How much of a stand will they make? Miles will probably be more vocal than Spurrier, but since spring meetings—which is when the scheduling discussion will again take center stage—is 10 months away, don't expect either to spend a ton of time on the topic.

A more pressing issue that isn't being talked about enough is the pace of play. 

Alabama's Nick Saban and Arkansas' Bret Bielema have been two of the most vocal critics of hurry-up, no-huddle offenses. Bielema has gone so far as to propose a 15-second period for defenses to substitute following every first down, according to AL.com.

Offense sells, and Saban and Bielema know they are fighting a losing battle. Because of that, expect some fireworks from both of them in regard to pace of play next week in Hoover.

Slive to Set the Agenda

SEC commissioner Mike Slive is under contract for one more year, and he could decide to hang up the briefcase and hit the links next summer.

What stands in his way?

The future of college football.

Slive has been instrumental in the development of the four-team College Football Playoff that will start following the 2014 season, and what happens between now and then could determine how successful it is.

Who will be on the selection committee? What specific information will it use?
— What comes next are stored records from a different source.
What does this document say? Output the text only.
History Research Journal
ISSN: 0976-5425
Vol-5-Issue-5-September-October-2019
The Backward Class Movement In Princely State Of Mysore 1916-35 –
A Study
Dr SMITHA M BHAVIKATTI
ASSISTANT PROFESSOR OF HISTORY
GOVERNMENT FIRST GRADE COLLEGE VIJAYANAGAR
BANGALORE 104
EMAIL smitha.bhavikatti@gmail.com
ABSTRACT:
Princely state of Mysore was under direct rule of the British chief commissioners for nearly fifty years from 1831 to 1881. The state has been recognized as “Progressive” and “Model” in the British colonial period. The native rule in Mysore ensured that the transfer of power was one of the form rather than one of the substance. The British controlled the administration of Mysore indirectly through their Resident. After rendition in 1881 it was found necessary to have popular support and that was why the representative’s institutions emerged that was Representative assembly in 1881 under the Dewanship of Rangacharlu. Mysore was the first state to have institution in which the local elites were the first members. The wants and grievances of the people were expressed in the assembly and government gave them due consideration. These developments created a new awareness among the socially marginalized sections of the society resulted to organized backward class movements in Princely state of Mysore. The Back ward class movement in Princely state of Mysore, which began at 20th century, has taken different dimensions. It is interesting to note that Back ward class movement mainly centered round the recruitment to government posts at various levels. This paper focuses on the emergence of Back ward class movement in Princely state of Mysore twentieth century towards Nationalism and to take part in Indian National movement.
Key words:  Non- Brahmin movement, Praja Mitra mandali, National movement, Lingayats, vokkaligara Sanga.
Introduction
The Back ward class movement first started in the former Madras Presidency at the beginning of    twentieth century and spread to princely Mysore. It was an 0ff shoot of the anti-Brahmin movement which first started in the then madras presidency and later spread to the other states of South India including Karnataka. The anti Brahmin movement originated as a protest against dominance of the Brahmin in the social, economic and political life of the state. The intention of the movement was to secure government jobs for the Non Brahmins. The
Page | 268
What safeguards can be put into place to ensure that it doesn't expand beyond four teams?

Not only will the playoff be a hight priority for the SEC's top official, but continuing the push to include the $4,000 full cost of attendance stipend in an athletic scholarship will also be important.

Expect a strong showing from Slive in the SEC "State of the Conference" speech on Tuesday at 12:30 p.m.

New Coaches to Continue to Build Brand Identity

Whether it's "a new day" at Auburn, "1-0" for Arkansas, "Yahtzee" at Kentucky or "brick by brick" at Tennessee, expect each of the SEC's newbies to use the grand preseason stage to further publicize the future of their respective programs.

How much of an impact could that make?

Tennessee and Kentucky have been hot on the recruiting trail, Auburn is in its customary position of strength on the recruiting trail and Arkansas lured one of the most accomplished coaches in recent Big Ten history to Fayetteville.

They hype machine will be in full force for the SEC's new coaches specifically for recruiting purposes.

Vanderbilt Head Coach James Franklin to Deflect

The dismissal of four Vanderbilt players amid a sex crimes investigation has cast a negative shadow over the program over the last few weeks.

The specifics of that case, including the identities of the four players, is still a mystery. Because of the uncertainty, Franklin will be in deflect mode when the Commodores make the rounds Thursday.

How much will be learned about the situation? 

Probably nothing. 

Franklin will probably be asked about it in every room at the Wynfrey and will have some variation of "no comment" at his disposal to get through it. 

Someone to Come out of Nowhere to Bring the House Down

Last year, it was former Missouri wide receiver T.J. Moe who emerged as the star of the show. In 2010, former Vanderbilt head coach Robbie Caldwell came out of nowhere with tales of turkey insemination

Who are the likely candidates?

My money is on Ole Miss wide receiver Donte Moncrief, Kentucky running back Raymond Sanders or Auburn defensive end Dee Ford.